Also the mentions and requirements relating AI in the article sound like they are from another world. Did things really come to this? Even if they had, you one can still snapshot proxmox vms as well as host (zfs).
Roughly ten years ago, my homelab consisted of a dozen virtual machines running on SmartOS. I was not familiar with Illumos, and this was before it had a widely available web UI, but it was simple enough to use that these challenges didn't matter much. SmartOS was designed to boot reliably from USB flash storage, allowed me to use all my SATA ports for VM storage, and was my first "immutable" operating system. The primary focus on ZFS storage was another great quality of SmartOS.
Two moves and several years later, it was time to rebuild the lab, and I decided to go with Proxmox because it had decent ZFS support. Experience with Proxmox has been very good too. The GUI, many more virtualization features (in addition to the key ones I care about), and better hardware support through the Linux kernel have kept me on Proxmox for a long time.
Customizing my Proxmox installation always gave me anxiety. How could I defend my hypervisor from configuration drift? I wished there could be an immutable version of Proxmox.
Later on, I learned about govulcheck, which offers a novel dynamic/static analysis hybrid approach to vulnerability management. Nothing else out there does this (without teaming up with some huge company). I began to think that I should favor software solutions based on golang.
Ultimately, Incus (and IncusOS) fit this need very well. My IncusOS hosts excellent and I'm glad I can run Incus itself on most Linux distros - including NixOS!

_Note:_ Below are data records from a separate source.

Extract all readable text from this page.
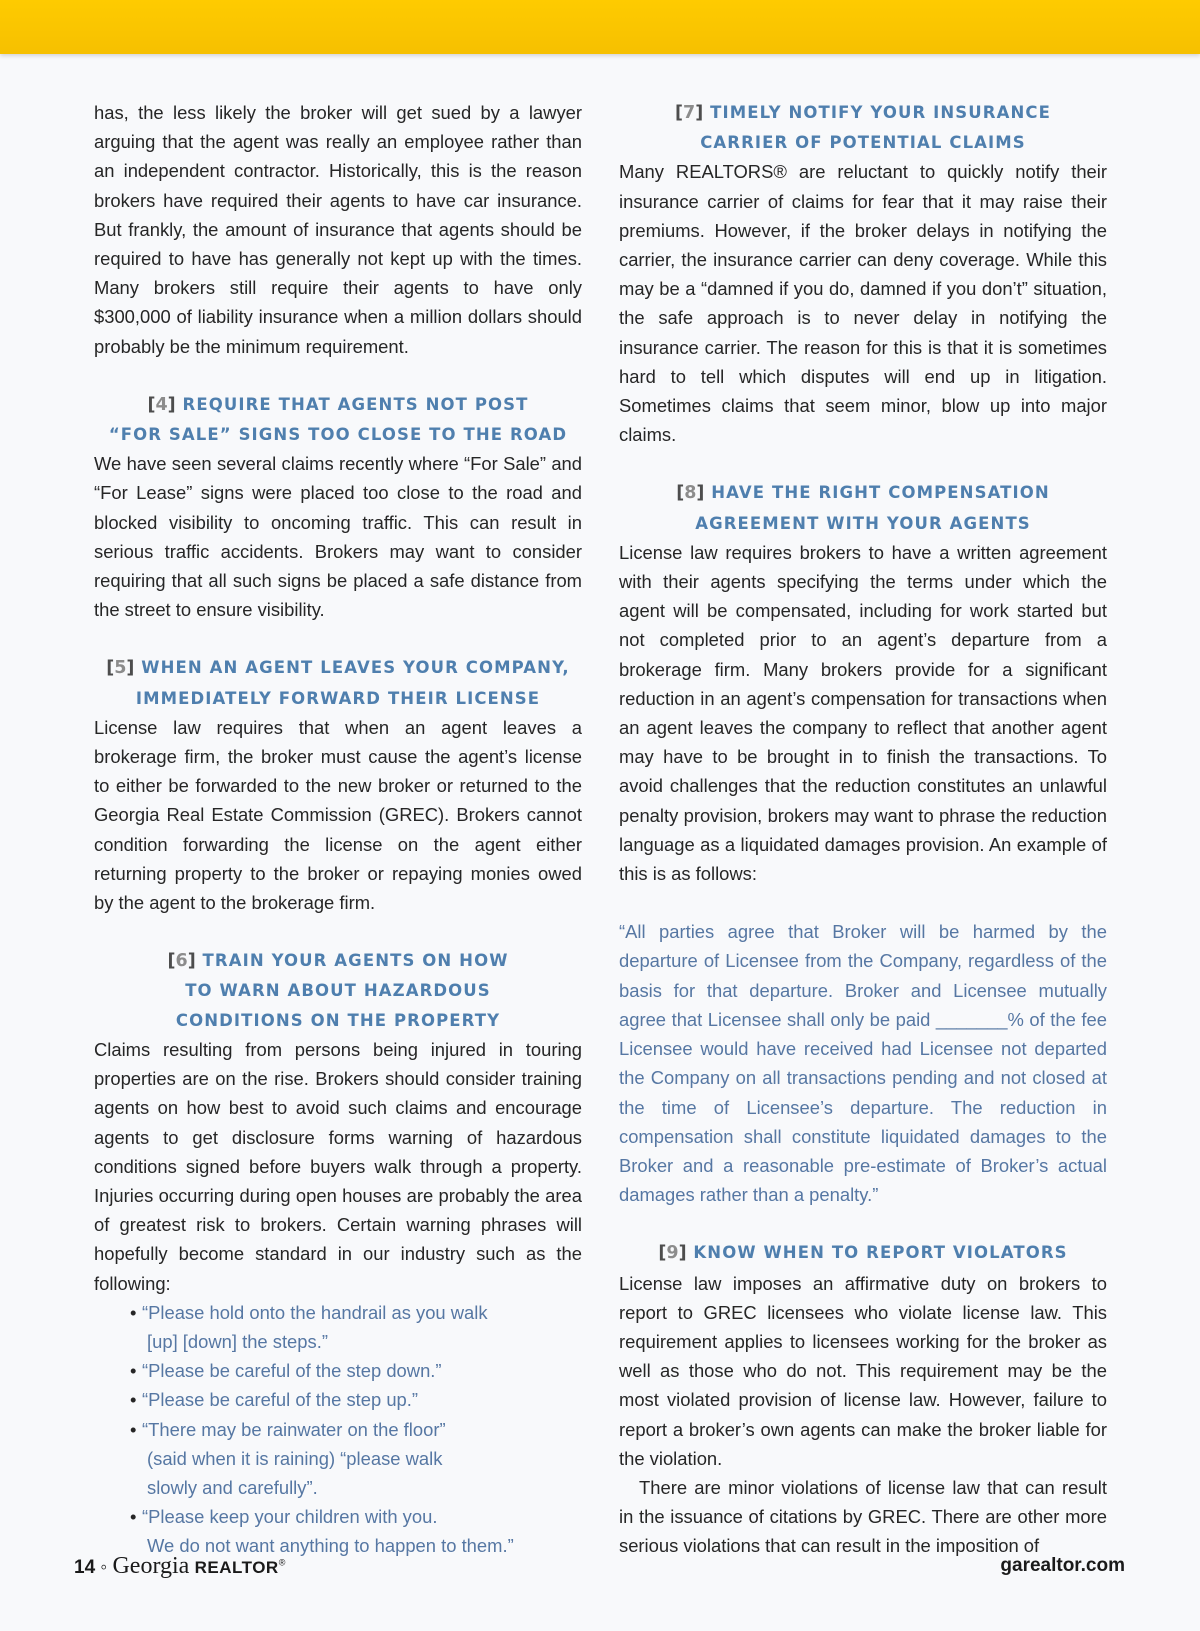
has, the less likely the broker will get sued by a lawyer arguing that the agent was really an employee rather than an independent contractor. Historically, this is the reason brokers have required their agents to have car insurance. But frankly, the amount of insurance that agents should be required to have has generally not kept up with the times. Many brokers still require their agents to have only $300,000 of liability insurance when a million dollars should probably be the minimum requirement.

[4] REQUIRE THAT AGENTS NOT POST
“FOR SALE” SIGNS TOO CLOSE TO THE ROAD

We have seen several claims recently where “For Sale” and “For Lease” signs were placed too close to the road and blocked visibility to oncoming traffic. This can result in serious traffic accidents. Brokers may want to consider requiring that all such signs be placed a safe distance from the street to ensure visibility.

[5] WHEN AN AGENT LEAVES YOUR COMPANY,
IMMEDIATELY FORWARD THEIR LICENSE

License law requires that when an agent leaves a brokerage firm, the broker must cause the agent’s license to either be forwarded to the new broker or returned to the Georgia Real Estate Commission (GREC). Brokers cannot condition forwarding the license on the agent either returning property to the broker or repaying monies owed by the agent to the brokerage firm.

[6] TRAIN YOUR AGENTS ON HOW
TO WARN ABOUT HAZARDOUS
CONDITIONS ON THE PROPERTY

Claims resulting from persons being injured in touring properties are on the rise. Brokers should consider training agents on how best to avoid such claims and encourage agents to get disclosure forms warning of hazardous conditions signed before buyers walk through a property. Injuries occurring during open houses are probably the area of greatest risk to brokers. Certain warning phrases will hopefully become standard in our industry such as the following:

• “Please hold onto the handrail as you walk
[up] [down] the steps.”
• “Please be careful of the step down.”
• “Please be careful of the step up.”
• “There may be rainwater on the floor”
(said when it is raining) “please walk
slowly and carefully”.
• “Please keep your children with you.
We do not want anything to happen to them.”
[7] TIMELY NOTIFY YOUR INSURANCE
CARRIER OF POTENTIAL CLAIMS

Many REALTORS® are reluctant to quickly notify their insurance carrier of claims for fear that it may raise their premiums. However, if the broker delays in notifying the carrier, the insurance carrier can deny coverage. While this may be a “damned if you do, damned if you don’t” situation, the safe approach is to never delay in notifying the insurance carrier. The reason for this is that it is sometimes hard to tell which disputes will end up in litigation. Sometimes claims that seem minor, blow up into major claims.

[8] HAVE THE RIGHT COMPENSATION
AGREEMENT WITH YOUR AGENTS

License law requires brokers to have a written agreement with their agents specifying the terms under which the agent will be compensated, including for work started but not completed prior to an agent’s departure from a brokerage firm. Many brokers provide for a significant reduction in an agent’s compensation for transactions when an agent leaves the company to reflect that another agent may have to be brought in to finish the transactions. To avoid challenges that the reduction constitutes an unlawful penalty provision, brokers may want to phrase the reduction language as a liquidated damages provision. An example of this is as follows:

“All parties agree that Broker will be harmed by the departure of Licensee from the Company, regardless of the basis for that departure. Broker and Licensee mutually agree that Licensee shall only be paid _______% of the fee Licensee would have received had Licensee not departed the Company on all transactions pending and not closed at the time of Licensee’s departure. The reduction in compensation shall constitute liquidated damages to the Broker and a reasonable pre-estimate of Broker’s actual damages rather than a penalty.”

[9] KNOW WHEN TO REPORT VIOLATORS

License law imposes an affirmative duty on brokers to report to GREC licensees who violate license law. This requirement applies to licensees working for the broker as well as those who do not. This requirement may be the most violated provision of license law. However, failure to report a broker’s own agents can make the broker liable for the violation.

There are minor violations of license law that can result in the issuance of citations by GREC. There are other more serious violations that can result in the imposition of

14 ◦ Georgia REALTOR®	garealtor.com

I'll keep a small Proxmox host around for experimenting with new kernel features (Intel GVT-g / SR-IOV graphics) and old operating systems like Windows XP or anything else that needs special QEMU options.
CLI is first class in proxmox, I use the qm command for managing vms all the time. The networking is also just a file in `/etc/network/interfaces` that I modify with vim as needed.
Also, do they get PBS using ZFS snapshots? Do they get HA, live migration, shared storage, easy CephOS, easy snapshots, quick cloning? Do you really want to migrate a VM from one node to another using the command line when you're in some serious situation?
Sure, for a homelab this might be OK, but the UI does make things easy for a reason.and it's not a gimmick.
I agree on a lot of the points, though, I just set up a second cluster and it took over 3 work days because of how much repetitive work is needed to do so. To be able to just take a file with instructions, adjust it a bit and deploy would be so much easier.
I searched the documentation but it wasn't really clear what its live migration and ZFS migration story is, but when I asked Claude to research it, it tells me that it supports live migration via ZFS snapshot replication, which is exactly what I'm looking for. I implemented a ganeti storage driver that does the same thing and am just getting ready to start testing it, but if Incus supports it I might look at moving that direction.
Anyone use Incus live migration with ZFS?
Uhh, whut? It provides a button-y interface, but you can do everything via config files and `pct` on the command line if you prefer. I know that’s not full nix-style declarative, but you don’t have to mislead to sell me on the advantages of declarative infra.
Oh man, you buried the lede there.
I switched over to NixOS around a month ago from Ubuntu and it's been just a dream. I expected there to be some friction with installing things that aren't already built for NixOS, but honestly it's been easier with LLM+NixOS than it was with Ubuntu.
edit: Thinko
One of the developers building Sylve gave a talk last year [2].
[1]: https://sylve.io/
You lost me there!!
Firstly, NixOS is hype, like everything being moved to Rust and failing miserably.
Secondly, "AI ... can .... safely modify my infrastructure", OP is either being a troll or haven't seem how the whole IT world is upside down because of those very same statements.
Thirdly, "my entire infrastructure is defined in text files", you clearly never heard of Ansible.
All my Proxmox LXC containers from DNS servers, to NGINX firewall aliases feeding OPNSense firewall rules, from Forgejo hosting my repos to PostgreSQL database, from Semaphore running my Ansible playbooks on schedule to *Arr collection, everything is fully infrastructure as code, there is no GUI.
I do not log into Proxmox to deploy my stuff, I enjoy CLI and Ansible makes everything like a walk in the park. I use Proxmox CLI tool "pct" for everything, even snapshots are CLI via "vzdump" and its config file.
My take from that post and comments resume in "hype" "not understanding processes" "seeing problems where there isn't one"
I only run Linux here, even my 3D printer runs Debian Netinst Linux. I am missing something here.
I did abandon TrueNAS, however. It really is a locked-down appliance. Good luck installing custom software on the base OS. I have a domain-joined Ubuntu/ZFS box that inherits a lot of policy from FreeIPA and/or Ansible config that is all backed by files on disk. It's been really easy to orchestrate what many would consider overkill in my homelab because literally everything is represented in a single Github repo.